Essa definição de crime contra humanidade não é uma definição doutrinária, interna, ela vem definida em documentos internacionais de que o Brasil é signatário. Um exemplo clássico é o Tribunal Penal Internacional que tem como crime contra a humanidade aqueles crimes que importam em graves violações dos direitos humanos e praticados num quadro de ataque generalizado ou sistemático contra a sociedade civil. Então a denuncia do crime contra o Rubens Paiva coloca a morte dele dentro de um quadro em que esses desaparecimentos, sequestros, mortes e ocultação de cadáver estavam acontecendo dentro de uma linha sistemática. Foi isso que o Tribunal Regional Federal da Segunda Região reconheceu.
As mortes de Rubens Paiva e do jornalista Vladimir Herzog são os mais emblemáticos do período da ditadura?
Sem dúvida que os casos do Rubens Paiva e do Herzog são alguns dos mais emblemáticos desse período. Todos os casos estão sendo levantados, temos que esperar para ver o que acontece com cada um. É importante saber que o Supremo Tribunal Federal hoje tem uma Ação de Descumprimento de Preceito Fundamental (ADPF) em que ele vai ter que decidir isso de forma vinculante para o Brasil todo. Se esses crimes estão ou não estão acobertados pela Lei da Anistia. O importante é que essas ações que estão sendo propostas em primeira instância respeitem a decisão do Supremo Tribunal Federal e aguardem. E mais que isso, permitam a produção da prova. Porque o que está acontecendo com os processos que estão sendo abertos é que as provas testemunhais estão em grave risco de perecimento porque as pessoas estão idosas, doentes. Então se você não colher rápido, você vai perder.
Por que demorou tanto tempo para o Brasil rediscutir esse assunto?
O Brasil caminhou um pouco mais lentamente do que outros países da América Latina. Nós tínhamos essa historia com a Lei da Anistia como uma porta que tinha se fechado para sempre. E a condenação do Brasil pela Corte Interamericana de Direitos Humanos, que foi em 2010, de uma certa forma reabriu essa porta e está obrigando o país a rediscutir esse assunto.
Recentemente teve um caso de um militar que recebeu um chamado da Comissão da Verade e se recusou a ajudar escrevendo “não contribuo com o inimigo”. Como você avalia esse comportamento?
Essas ações penais são importantes justamente por isso.
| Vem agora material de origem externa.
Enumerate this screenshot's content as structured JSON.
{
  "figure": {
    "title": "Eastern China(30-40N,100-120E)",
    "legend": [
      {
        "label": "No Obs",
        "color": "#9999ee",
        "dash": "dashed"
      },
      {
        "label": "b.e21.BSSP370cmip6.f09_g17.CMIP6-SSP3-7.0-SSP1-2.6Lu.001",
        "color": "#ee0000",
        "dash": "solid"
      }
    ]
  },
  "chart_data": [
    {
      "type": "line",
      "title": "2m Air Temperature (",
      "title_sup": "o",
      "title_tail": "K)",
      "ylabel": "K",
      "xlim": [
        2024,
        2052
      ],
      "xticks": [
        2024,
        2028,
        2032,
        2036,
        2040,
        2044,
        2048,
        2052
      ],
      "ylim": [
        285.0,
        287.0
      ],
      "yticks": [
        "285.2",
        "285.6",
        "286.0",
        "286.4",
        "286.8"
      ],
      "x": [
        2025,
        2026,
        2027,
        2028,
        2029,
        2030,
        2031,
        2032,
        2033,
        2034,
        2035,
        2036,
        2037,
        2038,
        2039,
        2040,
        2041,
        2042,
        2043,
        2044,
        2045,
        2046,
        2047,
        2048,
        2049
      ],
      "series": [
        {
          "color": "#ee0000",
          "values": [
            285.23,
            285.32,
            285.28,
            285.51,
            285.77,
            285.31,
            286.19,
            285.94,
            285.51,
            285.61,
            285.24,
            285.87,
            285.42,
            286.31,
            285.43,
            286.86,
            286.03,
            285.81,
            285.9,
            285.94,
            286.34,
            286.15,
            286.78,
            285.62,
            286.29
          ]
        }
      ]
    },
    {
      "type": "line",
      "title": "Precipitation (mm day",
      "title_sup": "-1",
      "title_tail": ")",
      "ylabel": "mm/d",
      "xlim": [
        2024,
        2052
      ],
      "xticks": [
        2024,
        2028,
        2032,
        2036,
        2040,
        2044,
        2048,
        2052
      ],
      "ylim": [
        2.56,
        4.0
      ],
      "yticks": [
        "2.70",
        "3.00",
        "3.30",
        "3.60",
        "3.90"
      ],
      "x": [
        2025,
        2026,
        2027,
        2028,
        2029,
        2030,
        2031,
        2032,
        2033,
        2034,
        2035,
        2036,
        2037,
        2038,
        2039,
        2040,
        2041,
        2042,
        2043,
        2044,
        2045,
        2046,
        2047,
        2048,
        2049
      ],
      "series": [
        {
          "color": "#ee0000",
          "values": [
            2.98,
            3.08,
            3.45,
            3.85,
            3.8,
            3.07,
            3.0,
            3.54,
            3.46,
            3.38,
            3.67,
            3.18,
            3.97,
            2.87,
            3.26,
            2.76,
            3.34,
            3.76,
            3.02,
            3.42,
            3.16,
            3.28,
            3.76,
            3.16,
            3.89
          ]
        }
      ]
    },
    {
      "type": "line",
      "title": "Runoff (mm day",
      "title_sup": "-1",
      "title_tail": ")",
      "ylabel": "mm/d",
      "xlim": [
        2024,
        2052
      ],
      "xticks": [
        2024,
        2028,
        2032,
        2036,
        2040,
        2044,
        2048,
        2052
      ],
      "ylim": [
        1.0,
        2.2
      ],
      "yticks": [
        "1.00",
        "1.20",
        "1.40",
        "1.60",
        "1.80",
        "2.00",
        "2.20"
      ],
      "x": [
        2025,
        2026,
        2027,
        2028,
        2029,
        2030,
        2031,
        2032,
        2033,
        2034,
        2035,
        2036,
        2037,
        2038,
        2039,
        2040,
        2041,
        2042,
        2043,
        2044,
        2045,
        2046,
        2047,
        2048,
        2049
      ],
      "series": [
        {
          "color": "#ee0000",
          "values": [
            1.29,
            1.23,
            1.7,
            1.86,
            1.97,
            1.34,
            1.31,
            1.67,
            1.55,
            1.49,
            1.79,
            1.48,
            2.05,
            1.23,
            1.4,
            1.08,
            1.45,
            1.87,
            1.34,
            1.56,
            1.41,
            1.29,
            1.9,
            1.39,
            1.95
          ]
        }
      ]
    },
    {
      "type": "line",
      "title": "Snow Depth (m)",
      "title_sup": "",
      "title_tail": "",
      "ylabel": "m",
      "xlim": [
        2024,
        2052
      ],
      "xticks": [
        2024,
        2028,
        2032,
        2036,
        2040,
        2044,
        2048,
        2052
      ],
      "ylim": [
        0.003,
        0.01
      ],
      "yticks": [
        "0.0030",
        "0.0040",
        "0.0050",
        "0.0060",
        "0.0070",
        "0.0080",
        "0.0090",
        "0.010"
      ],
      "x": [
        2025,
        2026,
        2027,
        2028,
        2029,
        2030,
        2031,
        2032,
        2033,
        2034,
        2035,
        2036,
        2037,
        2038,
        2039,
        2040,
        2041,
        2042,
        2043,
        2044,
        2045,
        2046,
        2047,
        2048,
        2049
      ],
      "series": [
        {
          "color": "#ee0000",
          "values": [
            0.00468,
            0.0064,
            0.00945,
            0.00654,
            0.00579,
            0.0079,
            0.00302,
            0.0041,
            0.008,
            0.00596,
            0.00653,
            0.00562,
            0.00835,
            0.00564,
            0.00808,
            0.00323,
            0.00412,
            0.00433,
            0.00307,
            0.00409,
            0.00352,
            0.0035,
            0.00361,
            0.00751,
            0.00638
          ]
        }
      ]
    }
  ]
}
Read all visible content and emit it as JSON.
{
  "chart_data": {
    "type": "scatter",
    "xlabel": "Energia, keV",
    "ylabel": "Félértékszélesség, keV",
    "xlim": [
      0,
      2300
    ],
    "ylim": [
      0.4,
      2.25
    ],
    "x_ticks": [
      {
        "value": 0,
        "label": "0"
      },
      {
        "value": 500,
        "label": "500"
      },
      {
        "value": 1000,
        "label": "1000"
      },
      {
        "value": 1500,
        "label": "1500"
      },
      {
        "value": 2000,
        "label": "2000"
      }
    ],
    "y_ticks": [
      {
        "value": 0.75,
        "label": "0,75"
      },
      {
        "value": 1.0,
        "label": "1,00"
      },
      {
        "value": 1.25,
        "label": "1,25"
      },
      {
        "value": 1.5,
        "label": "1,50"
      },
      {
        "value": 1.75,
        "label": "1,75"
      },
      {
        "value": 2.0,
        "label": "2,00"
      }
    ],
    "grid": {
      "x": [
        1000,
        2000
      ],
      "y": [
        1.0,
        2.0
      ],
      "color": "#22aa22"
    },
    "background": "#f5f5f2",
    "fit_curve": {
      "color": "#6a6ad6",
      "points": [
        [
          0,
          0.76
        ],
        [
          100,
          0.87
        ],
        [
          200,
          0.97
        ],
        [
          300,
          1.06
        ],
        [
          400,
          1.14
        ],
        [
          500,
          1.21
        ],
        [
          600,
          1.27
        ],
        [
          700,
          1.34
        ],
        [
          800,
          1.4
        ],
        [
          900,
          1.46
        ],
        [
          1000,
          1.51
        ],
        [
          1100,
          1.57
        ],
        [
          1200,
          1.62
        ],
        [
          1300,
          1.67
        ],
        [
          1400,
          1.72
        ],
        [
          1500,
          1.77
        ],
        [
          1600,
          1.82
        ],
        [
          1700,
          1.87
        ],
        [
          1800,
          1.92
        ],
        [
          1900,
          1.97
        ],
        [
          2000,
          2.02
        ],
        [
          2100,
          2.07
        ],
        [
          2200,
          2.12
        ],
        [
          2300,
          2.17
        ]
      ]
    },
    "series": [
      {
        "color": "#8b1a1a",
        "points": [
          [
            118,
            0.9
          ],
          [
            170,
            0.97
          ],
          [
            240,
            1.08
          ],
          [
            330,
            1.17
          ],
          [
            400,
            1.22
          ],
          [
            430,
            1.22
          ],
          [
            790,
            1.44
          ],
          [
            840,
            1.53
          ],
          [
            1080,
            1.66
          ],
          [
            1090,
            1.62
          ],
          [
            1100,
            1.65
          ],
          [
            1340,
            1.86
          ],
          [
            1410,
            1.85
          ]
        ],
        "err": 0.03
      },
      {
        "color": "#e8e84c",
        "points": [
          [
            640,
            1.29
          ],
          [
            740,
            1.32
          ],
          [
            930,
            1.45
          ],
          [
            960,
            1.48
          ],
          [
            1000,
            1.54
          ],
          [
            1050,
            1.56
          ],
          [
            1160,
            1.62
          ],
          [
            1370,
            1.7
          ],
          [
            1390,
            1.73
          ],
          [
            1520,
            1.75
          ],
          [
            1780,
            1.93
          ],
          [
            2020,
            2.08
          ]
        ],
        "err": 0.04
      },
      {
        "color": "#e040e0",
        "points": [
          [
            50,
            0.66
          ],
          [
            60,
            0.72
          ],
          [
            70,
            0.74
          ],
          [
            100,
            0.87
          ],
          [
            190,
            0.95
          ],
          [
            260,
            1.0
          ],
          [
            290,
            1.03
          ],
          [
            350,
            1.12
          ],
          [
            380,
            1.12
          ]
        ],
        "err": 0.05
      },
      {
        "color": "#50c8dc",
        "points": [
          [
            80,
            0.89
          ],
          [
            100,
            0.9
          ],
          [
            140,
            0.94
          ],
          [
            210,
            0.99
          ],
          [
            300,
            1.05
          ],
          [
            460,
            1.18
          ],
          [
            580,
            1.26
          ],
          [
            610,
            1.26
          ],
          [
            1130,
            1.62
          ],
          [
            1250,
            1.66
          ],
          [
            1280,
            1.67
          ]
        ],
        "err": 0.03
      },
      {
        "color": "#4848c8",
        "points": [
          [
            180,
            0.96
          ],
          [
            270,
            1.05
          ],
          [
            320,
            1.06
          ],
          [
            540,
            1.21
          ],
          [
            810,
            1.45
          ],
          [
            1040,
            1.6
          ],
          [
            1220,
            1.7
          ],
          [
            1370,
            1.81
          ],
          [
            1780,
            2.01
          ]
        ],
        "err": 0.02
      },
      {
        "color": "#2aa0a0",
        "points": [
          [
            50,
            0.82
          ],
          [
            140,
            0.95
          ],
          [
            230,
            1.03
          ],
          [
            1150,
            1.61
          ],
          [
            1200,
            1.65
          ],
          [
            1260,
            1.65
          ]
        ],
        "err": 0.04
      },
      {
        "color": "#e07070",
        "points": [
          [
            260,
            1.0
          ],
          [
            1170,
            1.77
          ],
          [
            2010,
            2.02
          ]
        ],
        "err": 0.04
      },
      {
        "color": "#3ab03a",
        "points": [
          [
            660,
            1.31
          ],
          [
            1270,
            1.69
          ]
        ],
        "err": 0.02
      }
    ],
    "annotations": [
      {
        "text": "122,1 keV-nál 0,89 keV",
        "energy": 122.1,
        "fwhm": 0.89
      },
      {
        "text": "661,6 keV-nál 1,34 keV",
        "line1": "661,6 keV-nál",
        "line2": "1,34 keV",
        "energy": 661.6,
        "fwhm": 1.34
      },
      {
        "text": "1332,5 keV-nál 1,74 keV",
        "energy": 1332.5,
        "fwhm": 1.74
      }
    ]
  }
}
Quando você denuncia o autor de um crime praticado nesse contexto da ditadura militar, você está abrindo a oportunidade para que os réus e testemunhas sejam ouvidas pela primeira vez no ambiente do processo penal que é o ambiente de contraditório e ampla defesa. Essas histórias já foram contadas do ponto de vista histórico, jornalístico, administrativo, mas nunca dentro do processo penal que é um ambiente, digamos assim, blindado de se produzir uma verdade processual e jurídica, ou seja a verdade do devido processo legal. Porque as pessoas vão ter preservada a ampla defesa e o contraditório. Então num contexto do processo penal uma testemunha não pode se recusar a ir depor, tem que ir, o réu tem direito ao silencio, mas a testemunha não. Se a testemunha intimada a comparecer ao processo se recusa, ela pode ser conduzida. Recusar-se a prestar um testemunho ou prestar um testemunho falso é crime. Cometendo esse crime, a pessoa deverá se sujeitar as penas da lei.